Bir sürü şiire konu olmuş doğa olayı. Hakkında onlarca güzel şiir olsa da Nurullah Genç farklı bir şekilde baktığı için favorim odur.
"Yağmur, duysam içimin göklerinden sesini,
Yağarsın; taşlar bile yemyeşil filizlenir,
Yıldırımlar parçalar çirkefin gövdesini,
Sel gider ve zulmetin çöplüğü temizlenir,
Yağmur, bir gün kurtulup çağın kundaklarından,
Alsam, ölümsüzlüğü billur dudaklarından"
kesinlikle hayata dair en güzel şeylerden, sesinin güzelliğine doyamadığım lütuf, evrendeki en güzel doğa olayı.

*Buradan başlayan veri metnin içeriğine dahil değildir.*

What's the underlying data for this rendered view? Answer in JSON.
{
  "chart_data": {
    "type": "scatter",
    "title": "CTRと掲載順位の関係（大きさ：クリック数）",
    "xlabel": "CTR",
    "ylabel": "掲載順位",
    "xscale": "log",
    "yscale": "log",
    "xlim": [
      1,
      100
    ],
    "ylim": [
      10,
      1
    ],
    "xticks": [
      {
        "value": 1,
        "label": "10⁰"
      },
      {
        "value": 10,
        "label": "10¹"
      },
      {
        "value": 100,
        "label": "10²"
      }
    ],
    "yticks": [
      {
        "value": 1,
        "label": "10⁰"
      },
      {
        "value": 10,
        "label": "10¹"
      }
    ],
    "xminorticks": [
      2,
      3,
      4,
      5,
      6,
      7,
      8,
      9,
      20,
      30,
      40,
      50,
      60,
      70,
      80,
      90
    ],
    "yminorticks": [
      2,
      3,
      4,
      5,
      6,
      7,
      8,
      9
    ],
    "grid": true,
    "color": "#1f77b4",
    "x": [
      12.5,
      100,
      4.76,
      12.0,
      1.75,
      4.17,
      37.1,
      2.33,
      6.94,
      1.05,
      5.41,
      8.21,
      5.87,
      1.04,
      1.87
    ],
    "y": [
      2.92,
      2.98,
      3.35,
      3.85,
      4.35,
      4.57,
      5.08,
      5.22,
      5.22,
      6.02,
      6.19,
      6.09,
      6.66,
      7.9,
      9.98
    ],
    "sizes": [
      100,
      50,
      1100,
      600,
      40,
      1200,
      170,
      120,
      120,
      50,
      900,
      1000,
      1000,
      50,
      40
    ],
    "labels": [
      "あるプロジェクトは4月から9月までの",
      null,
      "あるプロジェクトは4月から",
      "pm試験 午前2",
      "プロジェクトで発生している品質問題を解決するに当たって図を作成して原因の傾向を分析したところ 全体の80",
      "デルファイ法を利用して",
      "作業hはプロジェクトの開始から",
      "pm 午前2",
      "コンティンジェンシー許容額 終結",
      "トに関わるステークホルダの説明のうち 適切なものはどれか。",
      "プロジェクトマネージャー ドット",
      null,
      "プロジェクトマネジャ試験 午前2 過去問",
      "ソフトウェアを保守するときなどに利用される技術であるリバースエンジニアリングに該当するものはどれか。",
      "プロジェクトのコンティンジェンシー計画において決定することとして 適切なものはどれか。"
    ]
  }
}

tabiri caizse, insana yaşadığını bir tokat ile hatırlatır.
genelde hüzün çağrıştırmasına rağmen evde ya da arabadayken yağan yağmuru sevmeyecek insan düşünemiyorum.
damlalar insanın tenine değer ve der ki: “sen yaşıyorsun.” yağmurdan sonra toprak kokusu yayılır, gelir burnuna, der ki: “sen yaşıyorsun.” sonra gökkuşağı çıkar, hayran hayran bakarsın, der ki: “sen yaşıyorsun.”
Eskiden daha güzeldi benim için...şimdi de güzel...ama eskisi kadar değil. Sorun yağmur da değil, bende. Ama yağmur beni hayata bağlayan tek şeydir yine de...öylesine yağmura aşık olan bir adamım ben işte. Evet.
sonbahar ve kış soğuk olması nedeniyle benim için inanılmaz itici mevsimlerdir, fakat o yağmurun sesi için her şeye katlanılabilir, insanı dinlendiren doğa olayıdır.